The US has charged two Chinese men accused of hacking into the computer networks of companies and government agencies in over a dozen countries. The US Department of Justice said the two men are affiliated with China’s main intelligence agency but were a part of a group known as APT 10 – Advanced Persistent Threat 10.
The Federal Bureau of Investigation (FBI) said that two men identified as Zhu Hua and Zhang Shilong have been working against the US and other countries from 2006.
The duo extensively hacked into computer systems with the aim of stealing intellectual property and confidential business and technological information from managed service providers (MSPs) and their government and commercial clients in at least 12 countries, including Brazil, Canada, India, Finland, UK, France, Germany, Japan, Sweden, Switzerland, and the UAE, as well as the US.
They targeted at least 45 commercial and defence technology companies in at least 12 US states. The FBI said they had also hacked into US Navy computer systems and stole the personal information of more than 100,000 personnel.
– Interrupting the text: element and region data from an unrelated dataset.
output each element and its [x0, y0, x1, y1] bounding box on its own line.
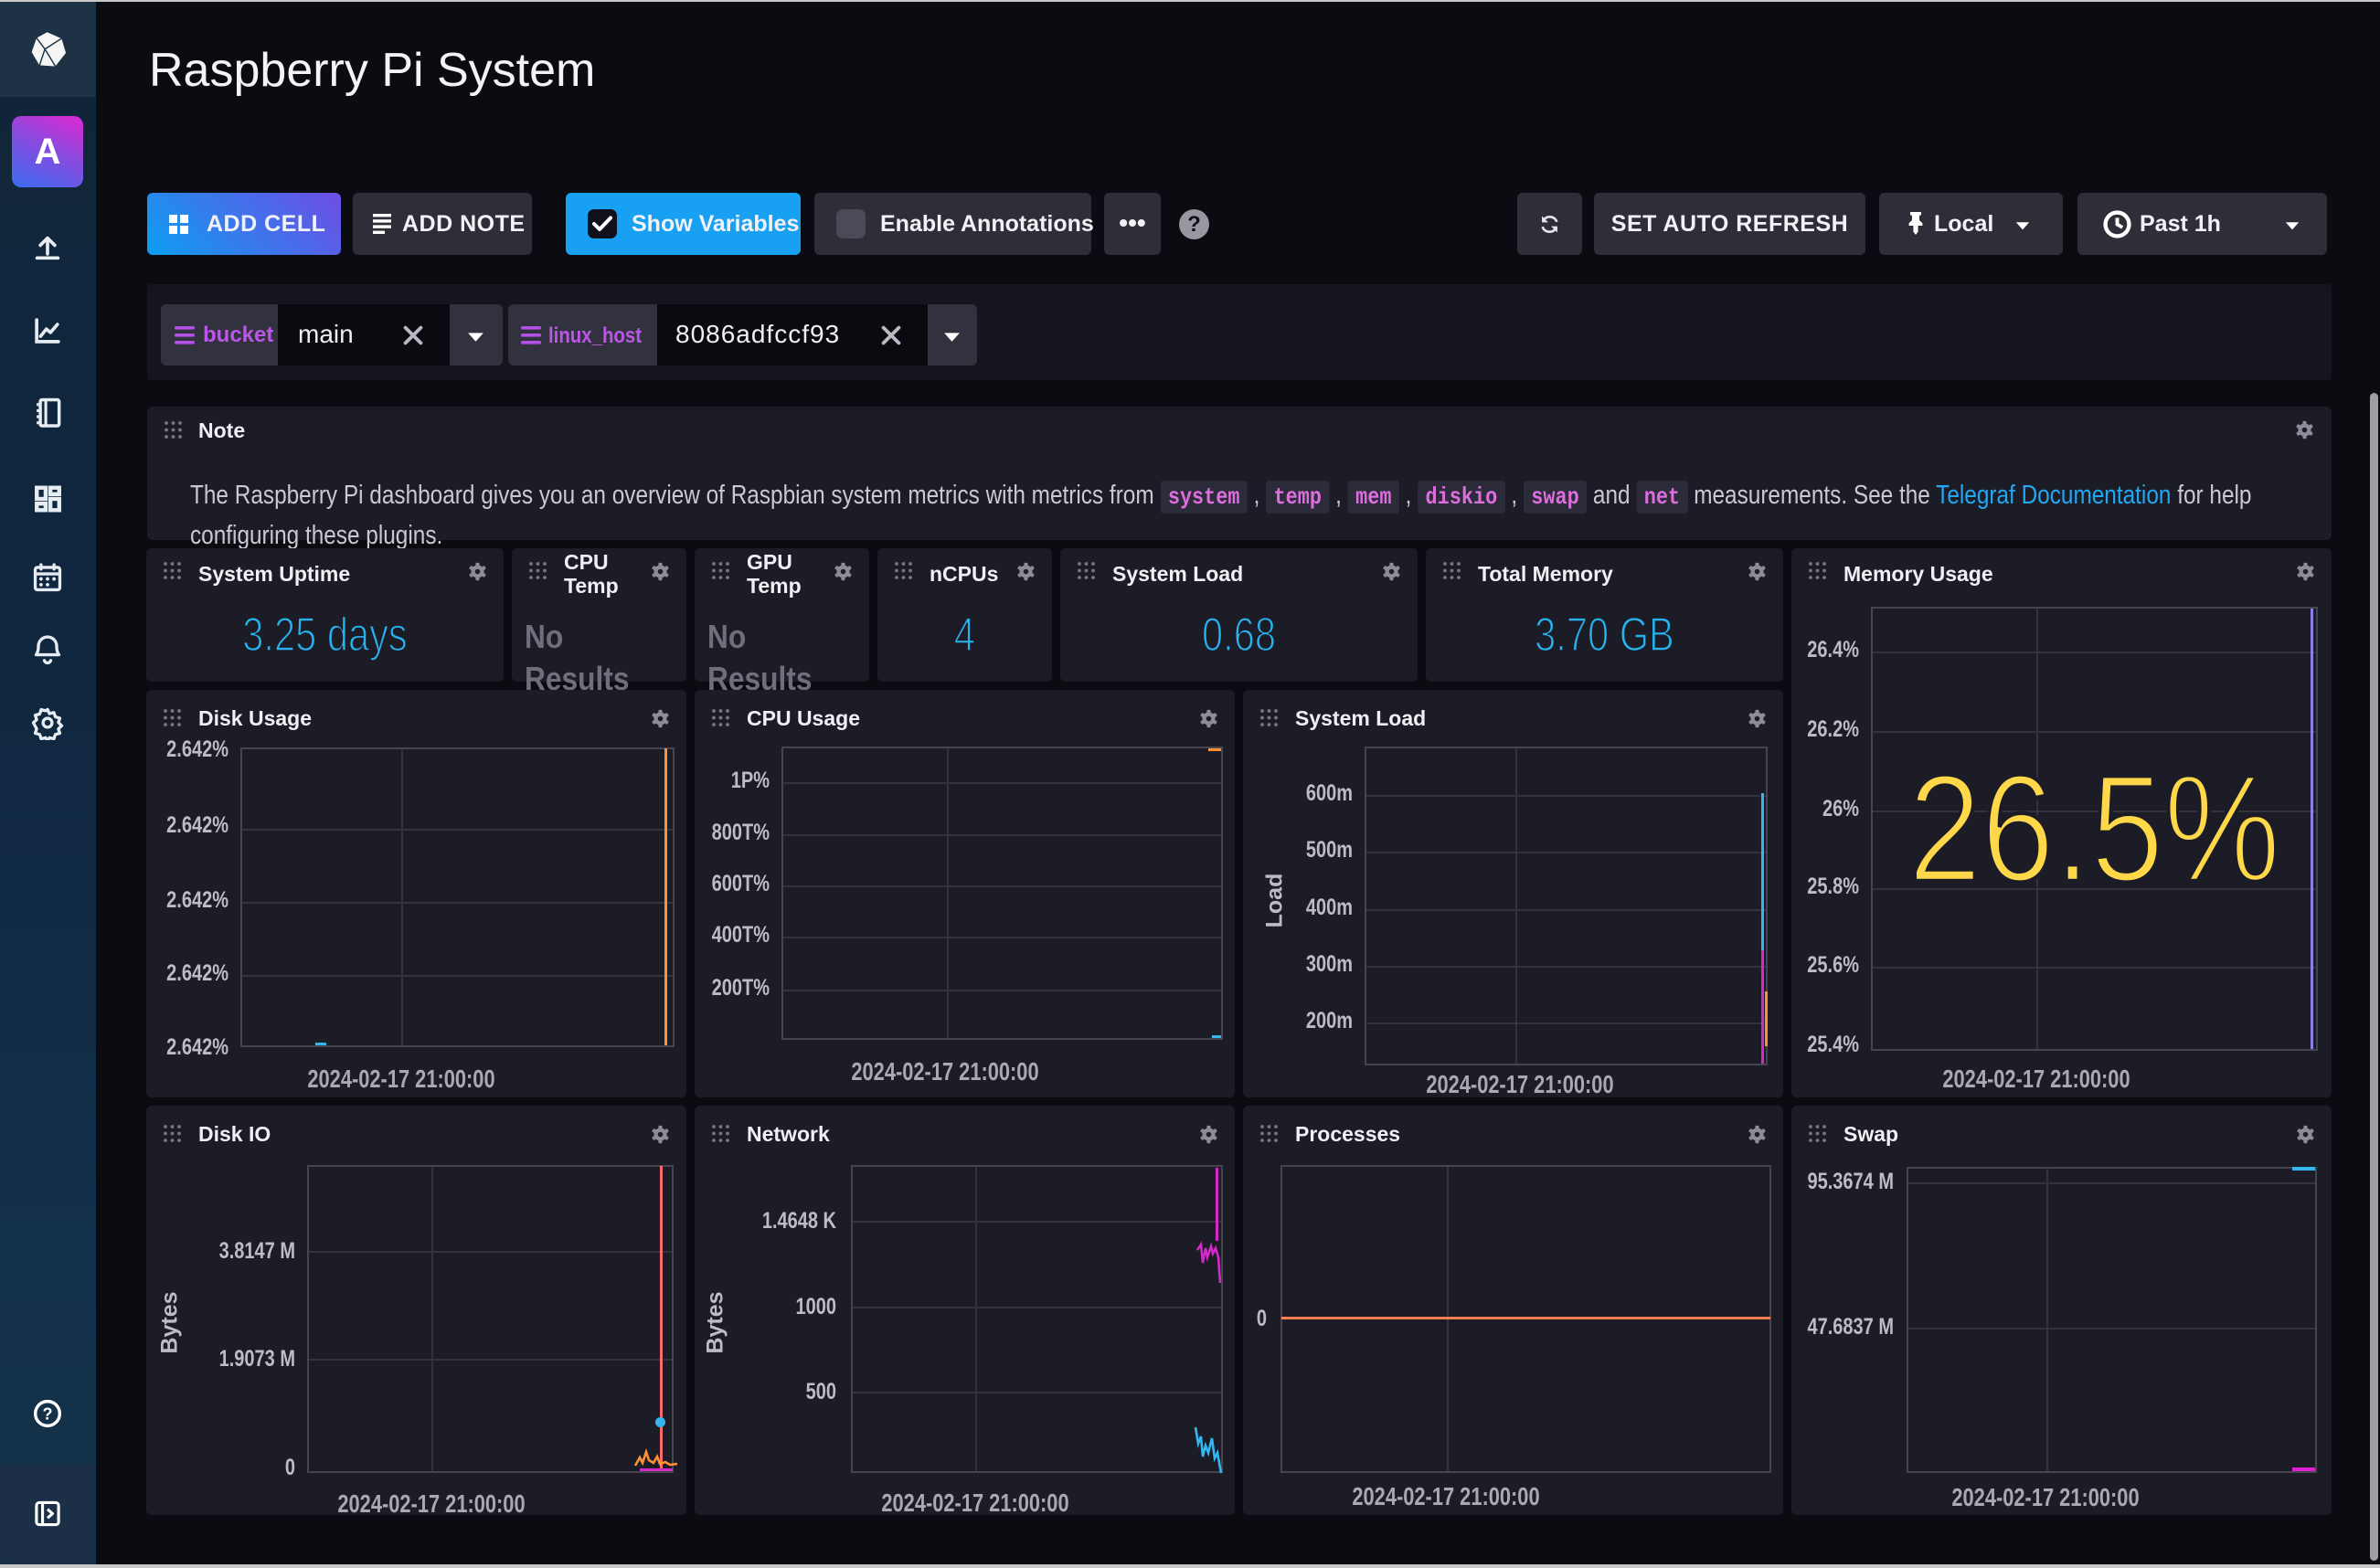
svg-text:?: ? [43, 1405, 53, 1424]
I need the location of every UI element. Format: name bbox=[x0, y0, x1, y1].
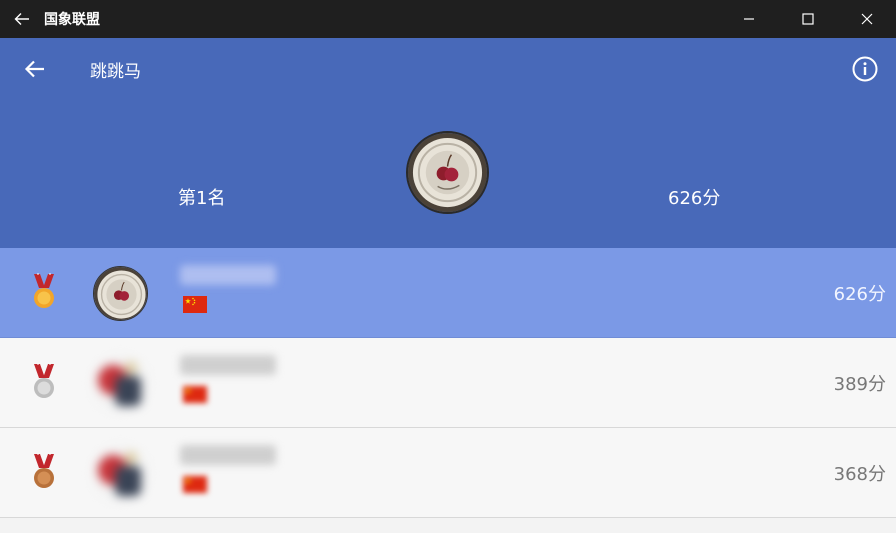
rank-label: 第1名 bbox=[178, 188, 226, 209]
maximize-icon bbox=[801, 13, 814, 25]
score-label: 626分 bbox=[668, 188, 721, 209]
player-name-blurred bbox=[180, 355, 276, 375]
avatar-image bbox=[93, 356, 148, 411]
window-back-button[interactable] bbox=[0, 0, 44, 38]
ranking-row[interactable]: 626分 bbox=[0, 248, 896, 338]
ranking-row[interactable]: 389分 bbox=[0, 338, 896, 428]
bronze-medal-icon bbox=[34, 453, 54, 488]
close-icon bbox=[861, 13, 872, 25]
player-avatar bbox=[93, 266, 148, 321]
maximize-button[interactable] bbox=[778, 0, 837, 38]
china-flag-icon bbox=[183, 296, 207, 313]
player-avatar bbox=[93, 356, 148, 411]
player-name-blurred bbox=[180, 445, 276, 465]
player-name-blurred bbox=[180, 265, 276, 285]
profile-header: 跳跳马 第1名 626分 bbox=[0, 38, 896, 248]
info-button[interactable] bbox=[850, 54, 880, 84]
arrow-left-icon bbox=[24, 60, 44, 78]
player-score: 626分 bbox=[833, 284, 886, 305]
window-title-bar: 国象联盟 bbox=[0, 0, 896, 38]
info-icon bbox=[852, 56, 878, 82]
avatar-image bbox=[93, 446, 148, 501]
back-button[interactable] bbox=[20, 54, 50, 84]
player-score: 389分 bbox=[833, 374, 886, 395]
player-avatar bbox=[93, 446, 148, 501]
close-button[interactable] bbox=[837, 0, 896, 38]
ranking-list: 626分 389分 368分 bbox=[0, 248, 896, 518]
minimize-icon bbox=[743, 18, 754, 20]
minimize-button[interactable] bbox=[719, 0, 778, 38]
silver-medal-icon bbox=[34, 363, 54, 398]
window-title: 国象联盟 bbox=[44, 12, 100, 28]
china-flag-icon bbox=[183, 386, 207, 403]
avatar-image bbox=[408, 133, 487, 212]
ranking-row[interactable]: 368分 bbox=[0, 428, 896, 518]
top-player-avatar[interactable] bbox=[406, 131, 489, 214]
avatar-image bbox=[94, 267, 147, 320]
player-score: 368分 bbox=[833, 464, 886, 485]
arrow-left-icon bbox=[14, 13, 29, 25]
china-flag-icon bbox=[183, 476, 207, 493]
page-title: 跳跳马 bbox=[90, 62, 141, 82]
gold-medal-icon bbox=[34, 273, 54, 308]
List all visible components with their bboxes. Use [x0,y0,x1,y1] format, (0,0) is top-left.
Zhu Hua and Zhang Shilong have been charged with conspiracy to commit computer intrusions, conspiracy to commit wire fraud, and aggravated identity theft. The US Justice Department accused China of breaking a 2015 pact to curb cyber espionage for corporate purposes.
"China's goal, simply put, is to replace the US as the world's leading superpower and they're using illegal methods to get there," FBI Director Chris Wray said at a news conference. The companies targeted by China were the "who's who" of US businesses, Wray said.
The duo are not on US soil and hence the FBI has not been able to arrest them.
The UK said it was joining allies in holding the Chinese government responsible for the global hacking campaign. "This campaign shows that elements of the Chinese government are not upholding the commitments China made directly to the UK in a 2015 bilateral agreement," the statement said.
These latest charges come just days after US authorities revealed that Chinese government-linked hackers were behind the data theft of some 500 million guests of hotel chain Marriott.
This development also corresponds with the accusations leveled by US President Donald Trump against China of forcing US companies to part with critical intellectual property in return for letting them operate on Chinese soil. Intellectual property transfer and theft has formed a big part of the ensuing trade war between the two countries.